Il governo delle Isole Falkland ha preso posizione sui fatti avvenuti al termine di Inghilterra-Argentina, dove i giocatori sudamericani per celebrare la vittoria hanno esposto uno striscione con scritto: "Las Malvinas son argentinas". Il comunicato recita:
"Il governo delle Isole Falkland è deluso, sebbene purtroppo non sorpreso, dal fatto che la nazionale di calcio argentina abbia deciso di macchiare il risultato della semifinale dei Mondiali di calcio di ieri sera, una partita che in ogni caso non ha coinvolto le Isole Falkland.
Detto questo, non è certo una novità per nessuno che gli abitanti delle Isole Falkland siano stati vittime di un'invasione aggressiva nel 1982, che ha lasciato molti traumatizzati. Lo striscione esposto ieri sera dall'Argentina è stato quindi particolarmente insensibile per molte persone nelle Falkland.
È politica dichiarata del governo delle Isole Falkland non voler vedere la politica introdotta nello sport. Né vogliamo che le Isole e la loro popolazione vengano usate come pedine politiche in ogni discussione su Inghilterra e Argentina. Accogliamo con favore la dichiarazione di sostegno rilasciata stamattina dal governo del Regno Unito
Come ha sottolineato il Ministro del Commercio Peter Kyle, uno dei principi cardine della Coppa del Mondo è la separazione tra politica e calcio.

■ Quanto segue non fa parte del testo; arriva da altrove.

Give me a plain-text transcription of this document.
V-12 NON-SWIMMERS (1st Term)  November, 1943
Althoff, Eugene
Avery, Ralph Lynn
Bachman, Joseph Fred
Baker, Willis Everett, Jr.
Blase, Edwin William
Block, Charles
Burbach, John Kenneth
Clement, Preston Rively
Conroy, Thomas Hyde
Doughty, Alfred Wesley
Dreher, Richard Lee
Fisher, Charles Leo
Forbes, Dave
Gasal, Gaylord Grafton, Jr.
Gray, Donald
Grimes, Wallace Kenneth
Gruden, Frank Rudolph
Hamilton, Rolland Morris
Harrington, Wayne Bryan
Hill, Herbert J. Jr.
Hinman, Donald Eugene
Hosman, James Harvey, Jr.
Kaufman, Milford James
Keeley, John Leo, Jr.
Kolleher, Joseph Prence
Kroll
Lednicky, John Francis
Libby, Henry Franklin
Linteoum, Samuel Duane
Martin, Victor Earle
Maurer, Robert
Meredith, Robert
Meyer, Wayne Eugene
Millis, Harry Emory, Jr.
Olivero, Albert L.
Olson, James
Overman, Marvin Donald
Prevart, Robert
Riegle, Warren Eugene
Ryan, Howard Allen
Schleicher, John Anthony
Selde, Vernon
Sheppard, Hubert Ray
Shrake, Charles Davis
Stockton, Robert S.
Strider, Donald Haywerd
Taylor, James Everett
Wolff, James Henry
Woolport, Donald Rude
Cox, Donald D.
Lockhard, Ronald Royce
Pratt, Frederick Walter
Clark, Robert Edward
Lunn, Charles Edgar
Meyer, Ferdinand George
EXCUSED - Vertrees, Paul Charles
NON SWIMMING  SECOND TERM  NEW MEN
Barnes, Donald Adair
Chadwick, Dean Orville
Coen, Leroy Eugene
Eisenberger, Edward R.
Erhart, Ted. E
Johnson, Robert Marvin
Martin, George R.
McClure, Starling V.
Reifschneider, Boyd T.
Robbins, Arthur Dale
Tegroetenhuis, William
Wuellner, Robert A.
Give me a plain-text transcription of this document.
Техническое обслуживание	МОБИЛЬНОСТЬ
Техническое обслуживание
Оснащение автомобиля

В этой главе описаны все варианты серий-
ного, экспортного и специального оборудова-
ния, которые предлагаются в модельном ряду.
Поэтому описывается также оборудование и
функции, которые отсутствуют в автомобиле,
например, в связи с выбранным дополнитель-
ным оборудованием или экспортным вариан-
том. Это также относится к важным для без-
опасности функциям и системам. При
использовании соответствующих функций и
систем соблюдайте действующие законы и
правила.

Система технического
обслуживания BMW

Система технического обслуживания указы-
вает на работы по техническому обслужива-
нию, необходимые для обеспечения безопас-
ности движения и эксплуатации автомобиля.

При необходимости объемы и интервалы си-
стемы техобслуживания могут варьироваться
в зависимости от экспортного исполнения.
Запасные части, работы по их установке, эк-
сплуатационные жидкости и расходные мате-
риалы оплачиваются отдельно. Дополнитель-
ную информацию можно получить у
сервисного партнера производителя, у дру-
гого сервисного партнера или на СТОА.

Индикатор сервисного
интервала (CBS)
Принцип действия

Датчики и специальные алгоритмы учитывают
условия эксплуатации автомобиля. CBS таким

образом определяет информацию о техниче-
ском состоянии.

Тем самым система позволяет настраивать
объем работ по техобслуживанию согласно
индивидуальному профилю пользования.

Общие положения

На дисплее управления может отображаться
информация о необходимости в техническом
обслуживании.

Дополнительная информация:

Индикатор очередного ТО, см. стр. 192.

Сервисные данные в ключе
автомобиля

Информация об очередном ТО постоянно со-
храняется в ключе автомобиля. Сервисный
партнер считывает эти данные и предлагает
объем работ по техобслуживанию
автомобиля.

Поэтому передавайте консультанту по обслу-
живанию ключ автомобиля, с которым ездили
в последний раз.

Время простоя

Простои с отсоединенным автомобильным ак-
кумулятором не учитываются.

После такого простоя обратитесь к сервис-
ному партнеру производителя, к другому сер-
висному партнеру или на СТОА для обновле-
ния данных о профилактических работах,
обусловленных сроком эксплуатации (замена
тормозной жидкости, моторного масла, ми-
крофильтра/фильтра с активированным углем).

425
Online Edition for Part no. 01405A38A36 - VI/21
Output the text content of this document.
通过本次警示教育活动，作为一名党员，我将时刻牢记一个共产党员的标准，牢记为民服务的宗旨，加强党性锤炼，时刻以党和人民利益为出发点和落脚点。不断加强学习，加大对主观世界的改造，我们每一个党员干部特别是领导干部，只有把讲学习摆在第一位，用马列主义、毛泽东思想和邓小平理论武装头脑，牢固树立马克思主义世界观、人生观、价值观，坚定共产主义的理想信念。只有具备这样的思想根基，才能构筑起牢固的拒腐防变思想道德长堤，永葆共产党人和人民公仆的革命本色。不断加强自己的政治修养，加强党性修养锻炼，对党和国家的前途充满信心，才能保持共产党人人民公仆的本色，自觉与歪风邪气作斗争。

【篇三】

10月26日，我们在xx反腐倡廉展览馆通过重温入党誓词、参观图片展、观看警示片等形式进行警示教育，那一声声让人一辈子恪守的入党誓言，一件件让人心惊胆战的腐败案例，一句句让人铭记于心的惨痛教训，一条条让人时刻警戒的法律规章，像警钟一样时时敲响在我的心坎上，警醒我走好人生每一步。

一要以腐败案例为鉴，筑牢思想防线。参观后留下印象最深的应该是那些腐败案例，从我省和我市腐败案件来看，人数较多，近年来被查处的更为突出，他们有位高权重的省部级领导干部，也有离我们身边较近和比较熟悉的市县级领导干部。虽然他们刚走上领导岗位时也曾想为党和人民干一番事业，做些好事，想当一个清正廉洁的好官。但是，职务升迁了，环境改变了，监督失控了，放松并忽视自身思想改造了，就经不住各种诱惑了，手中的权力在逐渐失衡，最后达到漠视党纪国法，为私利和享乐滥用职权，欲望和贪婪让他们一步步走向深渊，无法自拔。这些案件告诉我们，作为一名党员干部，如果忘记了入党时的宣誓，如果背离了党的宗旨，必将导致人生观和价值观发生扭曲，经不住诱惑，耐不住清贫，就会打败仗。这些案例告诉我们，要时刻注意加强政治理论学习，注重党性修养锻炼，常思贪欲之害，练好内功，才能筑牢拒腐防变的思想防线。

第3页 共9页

Ci auguriamo che la FIFA mantenga la promessa di tenere la politica fuori dallo sport e sanzioni qualsiasi comportamento di questo tipo in conformità con le proprie regole".
La Fifa ha annunciato di essere al lavoro sul caso dello striscione. La Federcalcio argentina rischia una sanzione che va dal semplice avvertimento a multe per i giocatori coinvolti.
Il precedente di Xhaka e Shaqiri
Per fare un esempio, nel Mondiale del 2018 i giocatori svizzeri Granit Xhaka e Xherdan Shaqiri nel corso della partita contro la Serbia provocarono mimando l'aquila bicipite, simbolo presente sulla bandiera albanese. I calciatori furono multati per 10mila franchi ciascuno, più 5mila al capitano Stephan Lichsteiner che aveva anch'egli mimato il gesto. A livello UEFA, invece, Alvaro Morata e Rodri durante i festeggiamenti per la vittoria degli Europei della Spagna contro l'Inghilterra gridarono: "Gibilterra è spagnola". Entrambi furono squalificati per una partita.